If you, like me, are the parent of primaryschool-age children, the news may have seemed particularly horrifying.
All of us out here, parents or not, who are equipped with human empathy are struck by the magnitude of such a tragedy, of course.
But for those of us who tuck our daughters into bed at night alongside the same stuffed giraffe we see in the photos of Camila’s makeshift streetside memorial, it is too easy to imagine such bottomless grief visiting our own homes.
And to feel an undercurrent of rage in our reaction, because part of the ease of visualizing it is that any of us who have dropped a child off at a Toronto school knew well something like this would happen.
Parents all across this city — downtown and suburbs alike, in virtually every neighbourhood — will know already that we have somehow collectively turned our school-side streets into chaotic, overcrowded, apparently lawless car-dodging zones.

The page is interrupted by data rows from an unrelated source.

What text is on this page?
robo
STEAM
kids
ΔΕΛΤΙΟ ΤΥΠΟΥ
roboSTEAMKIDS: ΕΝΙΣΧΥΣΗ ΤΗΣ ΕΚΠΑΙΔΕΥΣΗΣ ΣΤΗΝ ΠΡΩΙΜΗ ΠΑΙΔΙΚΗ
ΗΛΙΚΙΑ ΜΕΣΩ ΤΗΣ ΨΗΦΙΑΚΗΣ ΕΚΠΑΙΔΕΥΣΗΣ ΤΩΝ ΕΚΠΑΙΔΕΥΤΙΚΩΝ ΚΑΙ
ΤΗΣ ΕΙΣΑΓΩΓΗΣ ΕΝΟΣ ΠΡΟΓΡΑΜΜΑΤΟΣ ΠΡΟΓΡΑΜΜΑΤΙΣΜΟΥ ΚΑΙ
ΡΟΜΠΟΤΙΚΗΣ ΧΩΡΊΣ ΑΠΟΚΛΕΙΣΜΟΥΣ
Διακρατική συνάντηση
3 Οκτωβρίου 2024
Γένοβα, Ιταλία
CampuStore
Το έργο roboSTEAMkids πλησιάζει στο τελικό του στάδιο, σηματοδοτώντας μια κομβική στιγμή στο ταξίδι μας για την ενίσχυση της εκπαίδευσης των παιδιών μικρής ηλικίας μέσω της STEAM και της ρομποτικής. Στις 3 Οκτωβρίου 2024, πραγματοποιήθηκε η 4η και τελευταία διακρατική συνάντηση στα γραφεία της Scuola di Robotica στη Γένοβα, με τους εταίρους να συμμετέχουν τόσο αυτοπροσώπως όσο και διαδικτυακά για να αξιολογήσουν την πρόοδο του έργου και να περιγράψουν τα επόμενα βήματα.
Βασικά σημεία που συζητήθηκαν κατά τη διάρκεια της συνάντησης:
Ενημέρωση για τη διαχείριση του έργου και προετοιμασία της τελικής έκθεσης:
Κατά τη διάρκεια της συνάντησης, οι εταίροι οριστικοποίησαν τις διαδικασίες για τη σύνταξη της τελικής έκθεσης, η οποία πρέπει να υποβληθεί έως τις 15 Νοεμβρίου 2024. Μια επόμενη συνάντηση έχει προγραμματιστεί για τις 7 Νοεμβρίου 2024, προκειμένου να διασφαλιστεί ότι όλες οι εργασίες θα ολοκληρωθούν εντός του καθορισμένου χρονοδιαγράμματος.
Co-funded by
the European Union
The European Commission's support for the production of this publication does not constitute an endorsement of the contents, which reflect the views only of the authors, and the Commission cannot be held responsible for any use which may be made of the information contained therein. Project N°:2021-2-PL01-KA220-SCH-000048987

Drivers of cars wedged into sidestreets as thick as passengers on a rush-hour subway train crowd into school-bus-only zones, perform random-seeming U-turns in heavy traffic, pull in and out of parking lots and spots, idle up on the sidewalk, stop to let kids off in the middle of the road . . . and so on. And this while kids are rushed to the yard to beat the bell, and parents are huffing off back into their cars trying to get to work.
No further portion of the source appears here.